その背景には、スポーツ用義足は非常に高価で、なかなか手が出しにくいという現実があります。スポーツ用義足は日本では福祉保険が適用されず、義足ユーザーが「走りたい」と思ったら、全額自己負担で購入しなければなりません。バネの部分を一つ購入するのに20数万円、更に膝継手も必要となると追加で30万円以上必要になってしまいます。特に成長期の子供達にとっては、今年履けたものが来年にはサイズアウトしてしまうということもあるので、その度に購入するとなると、ただ「走りたい」という願いを叶える為に費やさなければならない負担はとても大きなものになり、走ること自体を諦めなくてはならない場合もあります。

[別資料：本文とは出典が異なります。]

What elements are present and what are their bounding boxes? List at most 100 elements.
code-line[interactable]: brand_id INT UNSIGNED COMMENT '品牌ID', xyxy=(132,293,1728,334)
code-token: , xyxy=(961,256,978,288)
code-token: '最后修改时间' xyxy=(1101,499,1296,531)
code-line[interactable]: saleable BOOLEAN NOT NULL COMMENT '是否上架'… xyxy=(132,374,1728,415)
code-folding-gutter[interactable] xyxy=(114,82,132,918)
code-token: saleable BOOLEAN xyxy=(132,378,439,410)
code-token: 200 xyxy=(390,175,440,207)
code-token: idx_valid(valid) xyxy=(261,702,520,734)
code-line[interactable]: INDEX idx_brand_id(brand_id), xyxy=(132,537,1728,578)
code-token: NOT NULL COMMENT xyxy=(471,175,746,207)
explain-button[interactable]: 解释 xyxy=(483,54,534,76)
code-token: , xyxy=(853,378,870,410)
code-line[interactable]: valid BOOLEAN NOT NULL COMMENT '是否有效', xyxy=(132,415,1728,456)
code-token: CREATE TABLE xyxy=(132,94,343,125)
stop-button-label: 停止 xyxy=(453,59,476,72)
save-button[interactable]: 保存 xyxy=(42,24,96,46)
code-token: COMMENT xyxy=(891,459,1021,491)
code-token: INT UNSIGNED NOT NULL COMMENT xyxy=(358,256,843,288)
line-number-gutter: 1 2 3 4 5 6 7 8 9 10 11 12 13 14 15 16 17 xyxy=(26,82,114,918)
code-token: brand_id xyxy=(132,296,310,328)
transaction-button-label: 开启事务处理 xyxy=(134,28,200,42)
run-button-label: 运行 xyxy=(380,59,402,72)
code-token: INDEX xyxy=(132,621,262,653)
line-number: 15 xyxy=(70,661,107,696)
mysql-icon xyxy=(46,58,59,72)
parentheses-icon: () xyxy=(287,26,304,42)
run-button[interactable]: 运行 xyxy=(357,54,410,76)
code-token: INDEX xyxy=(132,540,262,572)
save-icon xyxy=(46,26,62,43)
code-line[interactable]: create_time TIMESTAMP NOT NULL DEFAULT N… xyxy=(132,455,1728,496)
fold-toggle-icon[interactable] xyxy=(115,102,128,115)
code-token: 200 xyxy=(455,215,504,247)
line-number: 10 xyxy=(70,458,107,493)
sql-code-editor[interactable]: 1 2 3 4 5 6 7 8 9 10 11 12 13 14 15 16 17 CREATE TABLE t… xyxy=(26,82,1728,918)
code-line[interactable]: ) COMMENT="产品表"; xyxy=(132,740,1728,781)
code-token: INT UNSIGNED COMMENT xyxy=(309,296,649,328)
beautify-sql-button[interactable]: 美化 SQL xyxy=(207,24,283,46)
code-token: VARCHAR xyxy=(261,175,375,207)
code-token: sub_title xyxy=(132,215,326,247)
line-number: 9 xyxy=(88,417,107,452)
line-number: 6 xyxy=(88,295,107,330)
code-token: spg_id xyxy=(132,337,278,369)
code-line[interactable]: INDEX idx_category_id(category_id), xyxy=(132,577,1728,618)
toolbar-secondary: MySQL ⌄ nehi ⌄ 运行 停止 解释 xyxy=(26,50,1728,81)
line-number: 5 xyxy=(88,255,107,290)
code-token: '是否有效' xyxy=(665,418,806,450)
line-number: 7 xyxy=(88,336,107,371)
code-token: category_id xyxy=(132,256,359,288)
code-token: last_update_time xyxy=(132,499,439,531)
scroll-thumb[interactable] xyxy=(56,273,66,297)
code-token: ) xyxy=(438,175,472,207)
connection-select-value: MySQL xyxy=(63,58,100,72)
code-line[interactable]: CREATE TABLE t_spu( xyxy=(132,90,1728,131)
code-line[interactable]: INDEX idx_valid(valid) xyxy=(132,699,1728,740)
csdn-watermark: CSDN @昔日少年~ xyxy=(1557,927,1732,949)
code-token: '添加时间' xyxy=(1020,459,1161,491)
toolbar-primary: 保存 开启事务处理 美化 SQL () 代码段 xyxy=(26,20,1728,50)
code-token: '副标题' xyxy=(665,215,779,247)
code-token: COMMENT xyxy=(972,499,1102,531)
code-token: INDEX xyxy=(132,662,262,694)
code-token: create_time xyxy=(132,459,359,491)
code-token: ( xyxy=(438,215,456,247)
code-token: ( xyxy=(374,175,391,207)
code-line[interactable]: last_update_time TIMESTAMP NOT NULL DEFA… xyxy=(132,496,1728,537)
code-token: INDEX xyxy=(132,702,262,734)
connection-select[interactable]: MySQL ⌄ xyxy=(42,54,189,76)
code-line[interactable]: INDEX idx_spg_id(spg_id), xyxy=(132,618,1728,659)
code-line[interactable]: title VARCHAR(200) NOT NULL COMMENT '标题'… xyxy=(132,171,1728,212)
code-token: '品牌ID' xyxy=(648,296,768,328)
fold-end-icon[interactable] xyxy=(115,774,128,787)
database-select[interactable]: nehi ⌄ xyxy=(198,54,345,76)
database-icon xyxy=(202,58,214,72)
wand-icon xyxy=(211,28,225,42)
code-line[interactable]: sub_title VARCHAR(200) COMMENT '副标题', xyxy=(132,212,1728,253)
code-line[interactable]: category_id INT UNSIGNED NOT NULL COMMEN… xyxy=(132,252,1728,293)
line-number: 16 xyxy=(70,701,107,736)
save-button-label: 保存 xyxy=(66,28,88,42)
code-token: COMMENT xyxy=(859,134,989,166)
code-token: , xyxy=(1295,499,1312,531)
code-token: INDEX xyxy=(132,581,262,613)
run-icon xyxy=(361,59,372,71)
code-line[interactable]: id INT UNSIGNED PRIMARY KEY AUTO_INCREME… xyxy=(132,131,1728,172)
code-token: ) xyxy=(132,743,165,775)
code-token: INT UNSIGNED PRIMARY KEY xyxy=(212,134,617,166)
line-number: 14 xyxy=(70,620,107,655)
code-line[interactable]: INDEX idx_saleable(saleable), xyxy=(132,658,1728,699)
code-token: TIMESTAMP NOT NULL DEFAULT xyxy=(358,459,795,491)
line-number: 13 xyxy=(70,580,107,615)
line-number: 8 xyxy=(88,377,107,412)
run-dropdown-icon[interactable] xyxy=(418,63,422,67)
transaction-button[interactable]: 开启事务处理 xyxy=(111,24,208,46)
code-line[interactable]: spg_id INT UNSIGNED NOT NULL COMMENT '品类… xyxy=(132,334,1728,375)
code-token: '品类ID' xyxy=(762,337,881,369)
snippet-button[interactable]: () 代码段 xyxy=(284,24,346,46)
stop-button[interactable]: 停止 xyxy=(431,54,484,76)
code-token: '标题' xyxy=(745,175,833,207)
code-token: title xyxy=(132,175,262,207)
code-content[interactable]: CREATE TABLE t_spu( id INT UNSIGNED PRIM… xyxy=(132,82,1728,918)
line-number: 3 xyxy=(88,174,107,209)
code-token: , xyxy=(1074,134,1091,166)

「全ての義足ユーザーは走るべきだ」というわけではありませんが、「走りたい」と思った瞬間、ちゃんと走ることを選べる、そんな世界を作りたいと思い活動しています。実際、毎月開催されているランニングクリニックには、日本全国から、生まれた時から足に障害を持っている小さな子供から、最近足を失い改めて走ることに挑戦したいと思った方々まで、老若男女、さまざまな人々が訪れます。時には海外から義足ユーザーや義肢装具士を目指す学生が訪れ、走ることを楽しんだり、どうやったら走れるかを議論したりしています。

ある時、ランニングクリニックの参加者にこんな質問をしました。
「走れるようになったら、何がしたいですか?」
すると返ってきた答えは、
「飼っている犬と、散歩しながらランニングがしたいです」
というものでした。私は、こういう方の日常の小さな小さな、でもとても大切な夢が当たり前に叶う、そんな世界になればいいと心から思います。

ところで、どうして人は走りたいと思うのでしょうか?私自身も、義足ユーザーになって改めて走るということを始めて、最近では市民マラソン大会などに参加していますが、ふとした時にこの疑問が湧き、いつも考えています。そこに一つの答えを出してくれたのが、1歳半の私の娘の走る姿でした。彼女にとって走ることは、速いとか遅いとか、勝ちとか負けとか、健康維持とかダイエットとか、そういう概念は全く無しに、ただただいつもと違うスピードで流れていく景色や、肌で感じる風の感覚、少し早くなる呼吸や心臓のドキドキを純粋に楽しんでいるようでした。その姿を見た時、人は潜在的に走ることが楽しいのだなと理解することができました。私たちは大人になるにつれて、そういうピュアな部分を少しずつ忘れてしまうのかもしれませんね。
今日の話が、皆さんが日常のふとした瞬間にちょっと走ってみる、そんな機会につながったら嬉しいです。